The political and security landscape adds further complexity. Safaricom was forced to shut down sites in the restive Amhara region following a state of emergency. It has also faced a boycott campaign in the Oromia region over hiring practices and language use. The sudden exit of its launch CEO, Anwar Soussa, in July 2023, just weeks before M-Pesa’s debut, signalled deeper managerial challenges.
The broader concern, echoed in a Reuters report, is that Safaricom’s struggles are deterring other potential telecoms investors. Ethiopia has since suspended the process for issuing a third license after potential investors said the conditions needed improvement.
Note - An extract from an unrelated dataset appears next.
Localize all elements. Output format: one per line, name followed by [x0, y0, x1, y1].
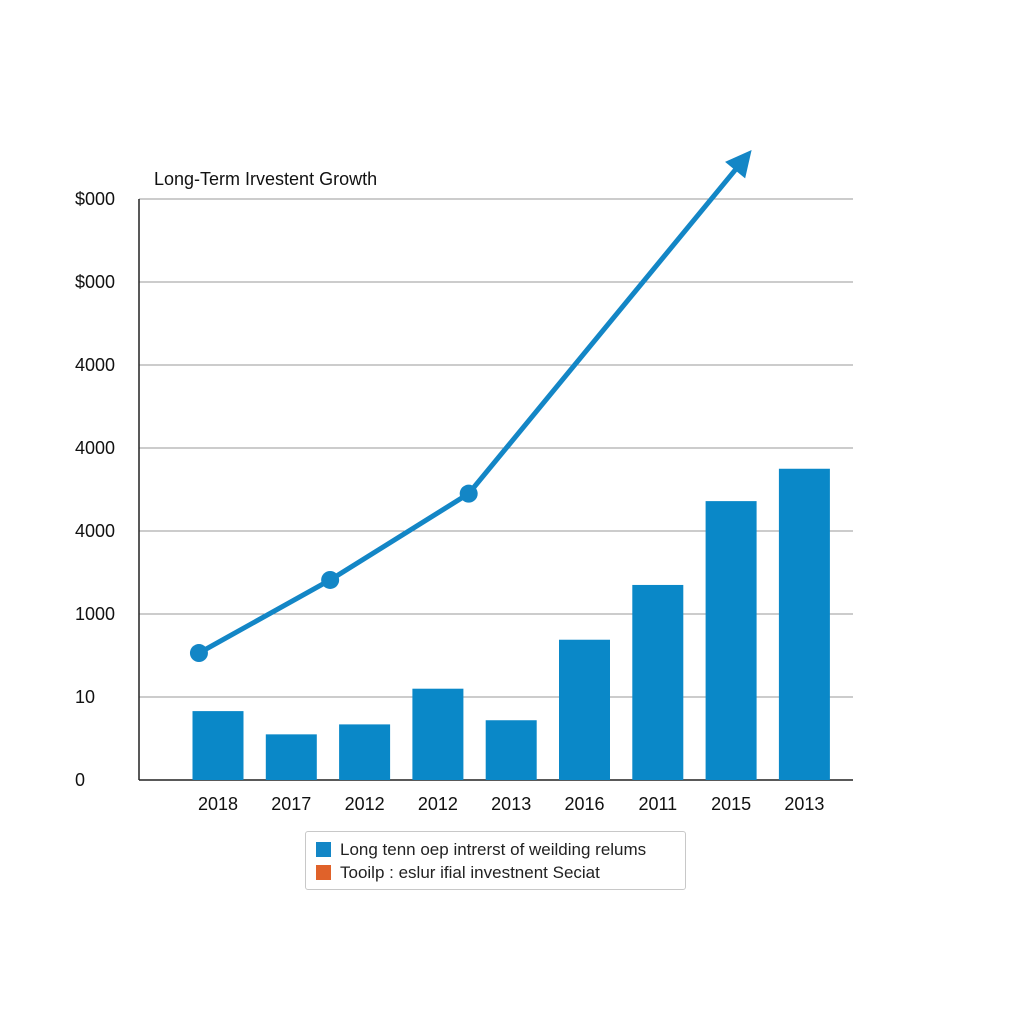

Legislative changes that omitted telecoms from promised fiscal incentives, such as duty-free imports and tax exemptions, have further chilled interest.
“You can never be quite clear what it is the Ethiopian government is doing. It’s liberalising one minute and then the next minute it’s taking everything back,” said Russell Southwood, CEO of Balancing Act consultancy, summarising the investor sentiment.
Analysts reckon that the path forward for Safaricom requires endurance over speed, with a strategy built around focusing on data dominance in urban markets and layering digital services on its network, while engaging in “constructive lobbying” for fair regulation rather than seeking special privilege.
As the company navigates this thorny challenge, it is learning a hard lesson about international expansion, specifically that dominance at home hardly offers immunity abroad. In Ethiopia, the continent’s most famous telecoms disruptor is not rewriting the rules, but is struggling to compete under them.